Nerves: If you’re not slightly nervous you won’t give a good presentation. For the chronically terrified however (and there are many people like that) here are a couple of proven ways of cutting down on that sick feeling. These are some I have heard, used, and passed on over the years.
Rehearse! Top of the list comes total familiarity with what you’re going to say. Especially if it’s a new presentation, go through it, in real time, word for word. Do it in front of your family. Present it to your colleagues. Go through it yourself, at least once a day for the 3 or 4 days prior to the event. If you get to the venue early, (which you should) stand at the lectern or wherever you’ll be speaking from – and rehearse! When you come to do it for real, you’ll already have done it so many times, it’ll be familiar territory.
Breathing: In those last few minutes before you’re called, make a deliberate effort to control your breathing. Breathe in and out deeply and slowly. Breathe in and count as you do so, hold it for 2 seconds and breathe out, counting again. This really works! Firstly it has a physical effect, slowing the heart rate. Secondly, concentrating on breathing and counting does not allow those nervous thoughts to totally “take over” your mind. Try it.
Taking Questions: There’s an acronym I’ll share with you and it’s a really useful reminder of the proper way to deal with questions. TRACT. Thank the questioner. Repeat the question (most of your audience probably couldn’t or didn’t hear it). Answer the question. Confirm the answer is acceptable. Thank the questioner again.

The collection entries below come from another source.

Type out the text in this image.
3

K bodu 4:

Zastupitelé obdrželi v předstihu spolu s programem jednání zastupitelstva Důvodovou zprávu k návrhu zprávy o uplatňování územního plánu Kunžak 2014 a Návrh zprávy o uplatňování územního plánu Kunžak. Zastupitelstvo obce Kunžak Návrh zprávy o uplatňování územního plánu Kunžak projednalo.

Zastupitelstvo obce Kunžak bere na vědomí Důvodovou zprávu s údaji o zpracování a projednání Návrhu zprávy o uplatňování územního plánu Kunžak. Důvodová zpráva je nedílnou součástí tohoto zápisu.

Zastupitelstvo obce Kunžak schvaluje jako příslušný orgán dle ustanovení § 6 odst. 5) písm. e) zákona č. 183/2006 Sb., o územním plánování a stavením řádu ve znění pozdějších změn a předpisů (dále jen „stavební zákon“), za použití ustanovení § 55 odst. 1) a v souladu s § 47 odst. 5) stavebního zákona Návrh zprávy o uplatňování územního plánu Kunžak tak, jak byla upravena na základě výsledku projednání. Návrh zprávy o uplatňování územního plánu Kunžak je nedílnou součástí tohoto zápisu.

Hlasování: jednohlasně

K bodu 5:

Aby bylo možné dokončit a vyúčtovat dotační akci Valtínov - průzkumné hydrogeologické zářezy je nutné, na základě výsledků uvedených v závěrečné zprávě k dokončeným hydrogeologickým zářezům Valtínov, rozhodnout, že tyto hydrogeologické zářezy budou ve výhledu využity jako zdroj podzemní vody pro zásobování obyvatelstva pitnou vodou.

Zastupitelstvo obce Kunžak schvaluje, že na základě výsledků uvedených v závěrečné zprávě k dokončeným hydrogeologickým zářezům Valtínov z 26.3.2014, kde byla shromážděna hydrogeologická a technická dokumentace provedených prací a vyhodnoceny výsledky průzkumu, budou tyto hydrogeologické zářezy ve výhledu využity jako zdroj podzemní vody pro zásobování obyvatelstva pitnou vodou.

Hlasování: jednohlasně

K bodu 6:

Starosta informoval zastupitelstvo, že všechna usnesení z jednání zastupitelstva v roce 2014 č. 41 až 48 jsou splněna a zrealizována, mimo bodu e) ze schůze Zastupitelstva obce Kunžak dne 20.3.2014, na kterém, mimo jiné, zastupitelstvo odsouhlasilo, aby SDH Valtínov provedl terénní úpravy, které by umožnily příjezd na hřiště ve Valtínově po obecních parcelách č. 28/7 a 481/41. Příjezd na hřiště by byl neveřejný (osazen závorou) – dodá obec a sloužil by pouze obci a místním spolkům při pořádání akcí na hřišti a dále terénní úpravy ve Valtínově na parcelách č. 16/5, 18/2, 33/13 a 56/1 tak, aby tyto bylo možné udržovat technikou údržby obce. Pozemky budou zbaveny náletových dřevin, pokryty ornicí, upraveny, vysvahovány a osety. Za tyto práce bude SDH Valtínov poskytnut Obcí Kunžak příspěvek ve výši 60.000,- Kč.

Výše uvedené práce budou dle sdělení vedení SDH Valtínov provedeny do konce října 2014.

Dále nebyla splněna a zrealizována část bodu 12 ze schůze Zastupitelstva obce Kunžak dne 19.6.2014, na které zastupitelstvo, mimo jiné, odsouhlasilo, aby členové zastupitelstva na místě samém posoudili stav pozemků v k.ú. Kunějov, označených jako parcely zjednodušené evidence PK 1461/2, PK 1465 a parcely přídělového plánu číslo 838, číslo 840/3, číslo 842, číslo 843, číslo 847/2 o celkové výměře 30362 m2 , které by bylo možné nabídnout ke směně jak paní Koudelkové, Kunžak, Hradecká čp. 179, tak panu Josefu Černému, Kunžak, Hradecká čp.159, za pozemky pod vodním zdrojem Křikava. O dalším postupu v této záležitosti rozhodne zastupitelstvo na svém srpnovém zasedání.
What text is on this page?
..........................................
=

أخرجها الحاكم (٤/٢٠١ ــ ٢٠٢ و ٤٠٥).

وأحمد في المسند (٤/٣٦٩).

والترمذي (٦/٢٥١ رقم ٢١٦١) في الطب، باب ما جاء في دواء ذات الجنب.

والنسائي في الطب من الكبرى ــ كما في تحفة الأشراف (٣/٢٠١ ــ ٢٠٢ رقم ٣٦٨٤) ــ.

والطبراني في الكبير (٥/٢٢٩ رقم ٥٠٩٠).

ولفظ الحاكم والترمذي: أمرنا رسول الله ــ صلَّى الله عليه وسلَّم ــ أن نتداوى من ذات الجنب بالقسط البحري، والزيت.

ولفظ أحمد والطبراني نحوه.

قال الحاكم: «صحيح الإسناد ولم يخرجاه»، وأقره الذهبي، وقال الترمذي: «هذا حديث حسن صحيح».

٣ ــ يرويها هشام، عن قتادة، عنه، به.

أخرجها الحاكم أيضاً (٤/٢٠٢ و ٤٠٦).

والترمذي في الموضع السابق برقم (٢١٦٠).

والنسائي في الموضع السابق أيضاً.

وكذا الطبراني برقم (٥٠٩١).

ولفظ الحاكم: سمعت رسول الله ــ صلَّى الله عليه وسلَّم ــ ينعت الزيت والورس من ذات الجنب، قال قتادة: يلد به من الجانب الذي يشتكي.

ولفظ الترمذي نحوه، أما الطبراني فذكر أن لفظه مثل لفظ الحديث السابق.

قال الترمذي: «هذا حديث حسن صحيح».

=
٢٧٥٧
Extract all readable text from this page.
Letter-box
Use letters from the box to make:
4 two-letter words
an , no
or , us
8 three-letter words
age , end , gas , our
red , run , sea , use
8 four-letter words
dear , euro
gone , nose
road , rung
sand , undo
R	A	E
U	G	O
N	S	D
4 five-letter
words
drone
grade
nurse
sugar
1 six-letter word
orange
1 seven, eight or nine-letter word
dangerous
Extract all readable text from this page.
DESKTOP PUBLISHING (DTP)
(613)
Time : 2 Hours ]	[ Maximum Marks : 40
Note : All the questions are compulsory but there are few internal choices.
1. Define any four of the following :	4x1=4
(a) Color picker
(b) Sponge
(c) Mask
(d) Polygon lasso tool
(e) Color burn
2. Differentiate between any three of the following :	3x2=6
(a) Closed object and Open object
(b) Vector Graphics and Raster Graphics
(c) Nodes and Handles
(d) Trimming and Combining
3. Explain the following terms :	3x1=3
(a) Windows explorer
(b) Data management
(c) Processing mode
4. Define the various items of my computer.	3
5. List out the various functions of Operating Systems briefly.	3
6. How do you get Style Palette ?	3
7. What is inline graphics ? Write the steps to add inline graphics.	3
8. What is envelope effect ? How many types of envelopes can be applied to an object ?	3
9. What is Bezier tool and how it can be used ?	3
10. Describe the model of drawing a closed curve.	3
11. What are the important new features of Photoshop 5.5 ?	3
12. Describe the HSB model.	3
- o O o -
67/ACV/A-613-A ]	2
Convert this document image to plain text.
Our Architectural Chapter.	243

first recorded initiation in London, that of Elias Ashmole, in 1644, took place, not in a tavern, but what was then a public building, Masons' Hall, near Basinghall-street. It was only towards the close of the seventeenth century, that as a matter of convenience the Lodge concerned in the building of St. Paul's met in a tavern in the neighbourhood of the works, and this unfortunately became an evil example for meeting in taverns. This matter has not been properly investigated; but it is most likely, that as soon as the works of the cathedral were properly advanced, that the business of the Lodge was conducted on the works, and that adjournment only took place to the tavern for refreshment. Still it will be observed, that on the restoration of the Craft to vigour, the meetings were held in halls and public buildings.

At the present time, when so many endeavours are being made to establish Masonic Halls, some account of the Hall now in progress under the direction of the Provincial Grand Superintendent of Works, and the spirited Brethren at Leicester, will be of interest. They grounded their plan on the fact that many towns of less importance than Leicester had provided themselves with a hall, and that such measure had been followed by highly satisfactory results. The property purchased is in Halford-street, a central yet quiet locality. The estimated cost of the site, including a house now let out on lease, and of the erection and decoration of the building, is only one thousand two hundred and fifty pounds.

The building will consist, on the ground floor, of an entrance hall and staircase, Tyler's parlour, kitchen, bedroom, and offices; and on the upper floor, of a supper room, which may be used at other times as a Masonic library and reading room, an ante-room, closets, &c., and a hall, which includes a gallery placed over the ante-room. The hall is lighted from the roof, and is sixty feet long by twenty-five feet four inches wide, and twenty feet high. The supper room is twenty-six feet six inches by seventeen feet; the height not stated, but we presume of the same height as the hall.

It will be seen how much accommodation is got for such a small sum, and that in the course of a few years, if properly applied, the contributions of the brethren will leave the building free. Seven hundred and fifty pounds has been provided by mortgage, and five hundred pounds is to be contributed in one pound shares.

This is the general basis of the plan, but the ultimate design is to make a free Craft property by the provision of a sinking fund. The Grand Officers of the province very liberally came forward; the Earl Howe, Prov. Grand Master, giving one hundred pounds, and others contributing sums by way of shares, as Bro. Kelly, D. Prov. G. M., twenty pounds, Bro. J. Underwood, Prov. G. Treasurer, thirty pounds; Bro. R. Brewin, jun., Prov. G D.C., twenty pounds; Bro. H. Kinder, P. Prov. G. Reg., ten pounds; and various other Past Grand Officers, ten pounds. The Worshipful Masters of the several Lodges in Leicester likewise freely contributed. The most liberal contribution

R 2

Don’t know the answer? Say so! Be honest. If you try and make something up, some of your audience will know! Say you don’t know, but you’ll find out and let the questioner and/or the audience know later in the day/tomorrow by email, etc. (Remember to do so too.)
Finally: Remember most people do not like presenting. Everyone in your audience will be on your side, will want to see you succeed and do well. They will give you every encouragement and the benefit of every doubt. 99% of them would rather be listening than speaking. You have many friends out there – all cheering you on.
After Your Presentation
At the end of your presentation, disconnect from the projector or large screen before returning to power point presentation templates. It is more “elegant” to leave your audience with the mental image of your final slide rather than the cluttered PowerPoint working screen or your PC desktop.